Denn E-Zigaretten stellen dem Stoffwechsel nicht nur de facto weniger Nikotin zu Verfügung. Sie benötigen auch wesentlich mehr Zeit als Tabakzigaretten, um das Nikotin einzuspeisen. In der Studie konnte erst nach 35 Minuten Dampfens mit einem Gerät der neuen Generation ein äquivalenter Nikotin-Plasma-Level festgestellt werden wie der, den ein Tabakraucher mit nur einer Zigarette nach etwa fünf Minuten Rauchens erreicht. Das gilt bei einer äquivalenten Menge Nikotins, nämlich einem Liquid mit 18mg/ml Nikotingehalt verglichen mit dem Nikotin im Rauch einer nach ISO 3308 konsumierten Zigarette. Bei älteren Modellen wurden die Werte gar nicht erreicht – auch nach 65 Minuten freien Dampfens nicht.
Die parallele Befragung nach der Befriedigung durch das Dampferleben und der Abnahme der Nikotin-„Schmacht‘ ergab dann auch, dass diese bei neuen Geräten um ein Vielfaches höher ist. Ein beunruhigender Gedanke, wenn man sich folgendes vor Augen führt: Die Einschätzungen der EU hinsichtlich der medizinischen Nützlichkeit von elektronischen Zigaretten wurden alle auf Befragungen nach dem Dampfen von Geräten der ersten Generation getroffen.
Nun stellt sich nur die Frage, woran diese Differenzen in der Nikotin-Resorption liegen. Auch hier liefert Farsalinos eine Reihe faszinierender möglicher Gründe.
Zum einen enthalten eCigarette-Liquids im Gegensatz zu Tabakzigaretten keine Zusatzstoffe, die gewollt oder als Nebenwirkung die Resorption des vorhandenen Nikotins in den Blutkreislauf beschleunigen oder verstärken.

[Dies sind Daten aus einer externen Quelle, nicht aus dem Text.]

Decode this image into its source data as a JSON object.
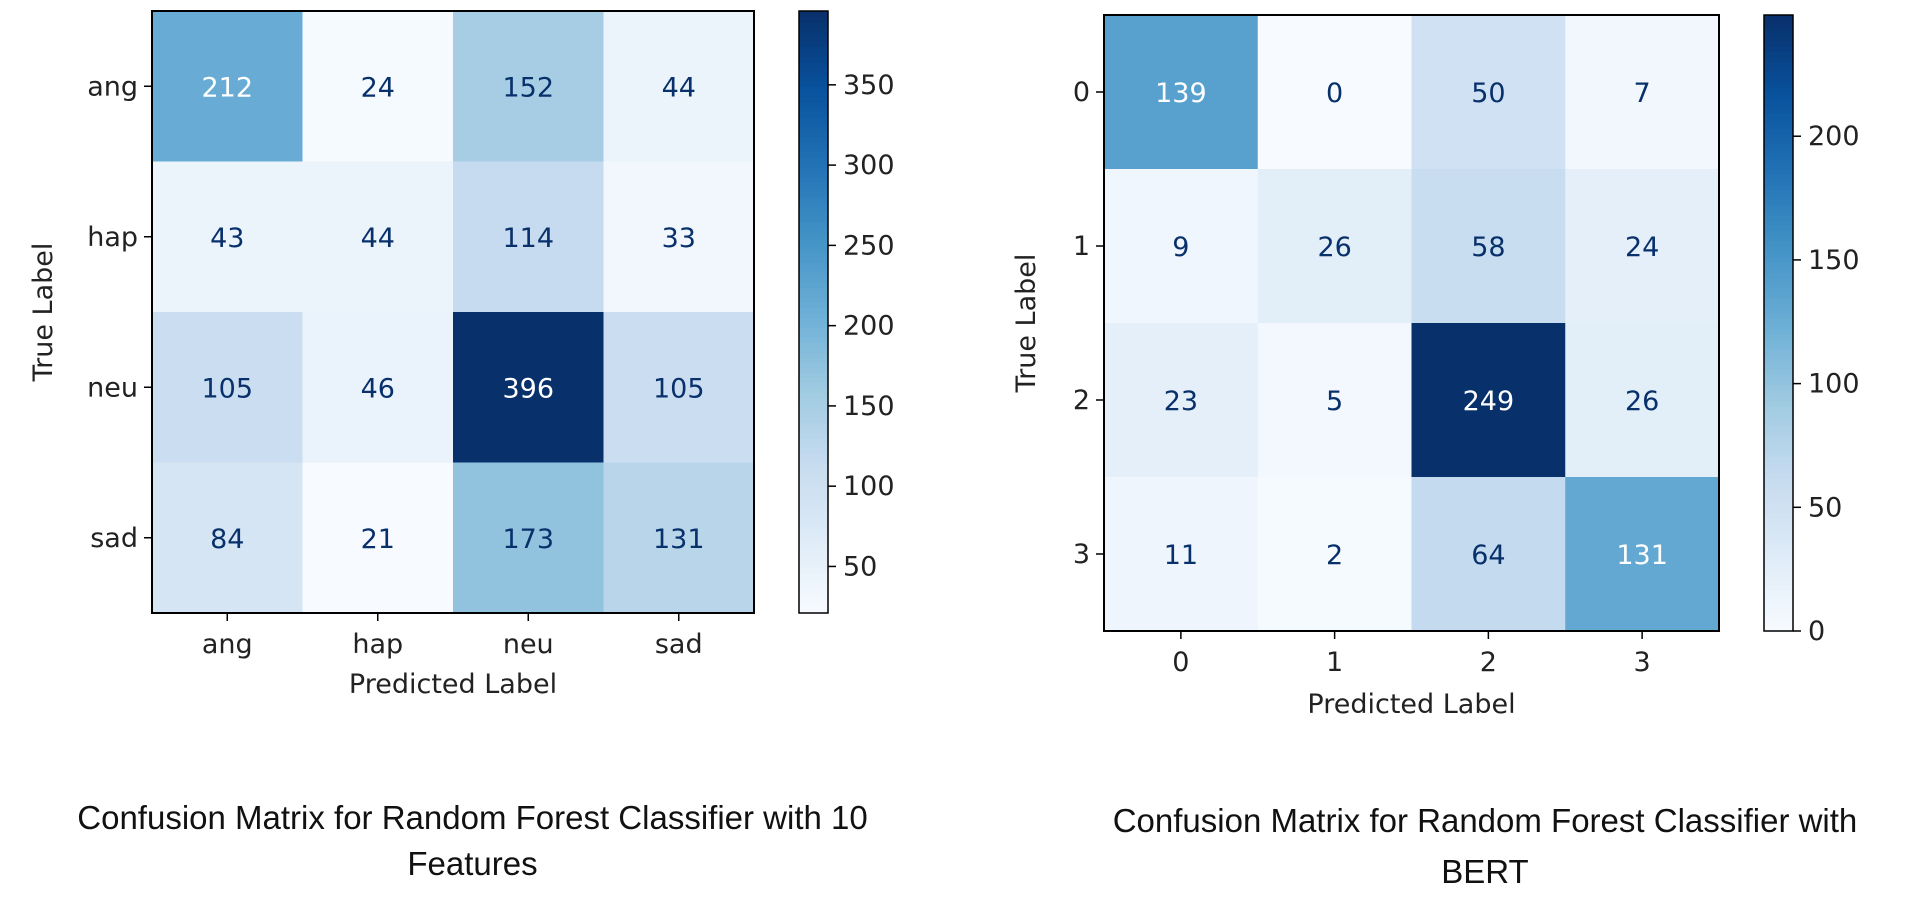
{
  "colors": {
    "cmap": [
      "#f7fbff",
      "#deebf7",
      "#c6dbef",
      "#9ecae1",
      "#6baed6",
      "#4292c6",
      "#2171b5",
      "#08519c",
      "#08306b"
    ],
    "text_on_light": "#08306b",
    "text_on_dark": "#ffffff",
    "axis": "#000000"
  },
  "chart_data": [
    {
      "type": "heatmap",
      "title": "",
      "xlabel": "Predicted Label",
      "ylabel": "True Label",
      "x_categories": [
        "ang",
        "hap",
        "neu",
        "sad"
      ],
      "y_categories": [
        "ang",
        "hap",
        "neu",
        "sad"
      ],
      "values": [
        [
          212,
          24,
          152,
          44
        ],
        [
          43,
          44,
          114,
          33
        ],
        [
          105,
          46,
          396,
          105
        ],
        [
          84,
          21,
          173,
          131
        ]
      ],
      "colorbar": {
        "min": 21,
        "max": 396,
        "ticks": [
          50,
          100,
          150,
          200,
          250,
          300,
          350
        ]
      },
      "caption": [
        "Confusion Matrix for  Random Forest Classifier with 10",
        "Features"
      ]
    },
    {
      "type": "heatmap",
      "title": "",
      "xlabel": "Predicted Label",
      "ylabel": "True Label",
      "x_categories": [
        "0",
        "1",
        "2",
        "3"
      ],
      "y_categories": [
        "0",
        "1",
        "2",
        "3"
      ],
      "values": [
        [
          139,
          0,
          50,
          7
        ],
        [
          9,
          26,
          58,
          24
        ],
        [
          23,
          5,
          249,
          26
        ],
        [
          11,
          2,
          64,
          131
        ]
      ],
      "colorbar": {
        "min": 0,
        "max": 249,
        "ticks": [
          0,
          50,
          100,
          150,
          200
        ]
      },
      "caption": [
        "Confusion Matrix for  Random Forest Classifier with",
        "BERT"
      ]
    }
  ]
}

Dann ist es wahrscheinlich, dass ein Großteil des von der eCigarette abgegebene Nikotindampfes nicht von den Lungen, sondern über die Mund- und Rachenschleimhaut aufgenommen wird. Dies ist erstens ein deutlich langsamerer Prozess. Das Nikotin wird eher mit einer Schnelligkeit aufgenommen, die mit anderen Nikotinersatztherapien wie dem Nikotininhaler als mit Tabakzigaretten vergleichbar ist. Zweitens kommt hinzu, dass möglicherweise ein signifikanter Teil des in der Mundschleimhaut kurzfristig abgelagerten Nikotins geschluckt statt eingeatmet wird. Die resultierende First-Pass-Verstoffwechselung durch die Leber reduziert die Bioverfügbarkeit des Stoffes.
Auch die Transportflüssigkeiten des Nikotins in E-Zigaretten könnten eine Rolle spielen. Das verwendete Propylenglykol oder Glycerin vermindert unter Umständen die direkte Nikotinaufnahme durch die Lungen.
Farsalinos plädiert in der Studie dafür, dass diese Faktoren weiterhin untersucht werden müssen, um zu einer realistischen Einschätzung der körperlichen Wirkung von E-Zigaretten zu kommen. Aber schon jetzt ist ihm ein weiterer, entscheidender Schritt gelungen, die Dosierungs- und Beurteilungskriterien der EU wiedermal ad absurdum zu führen.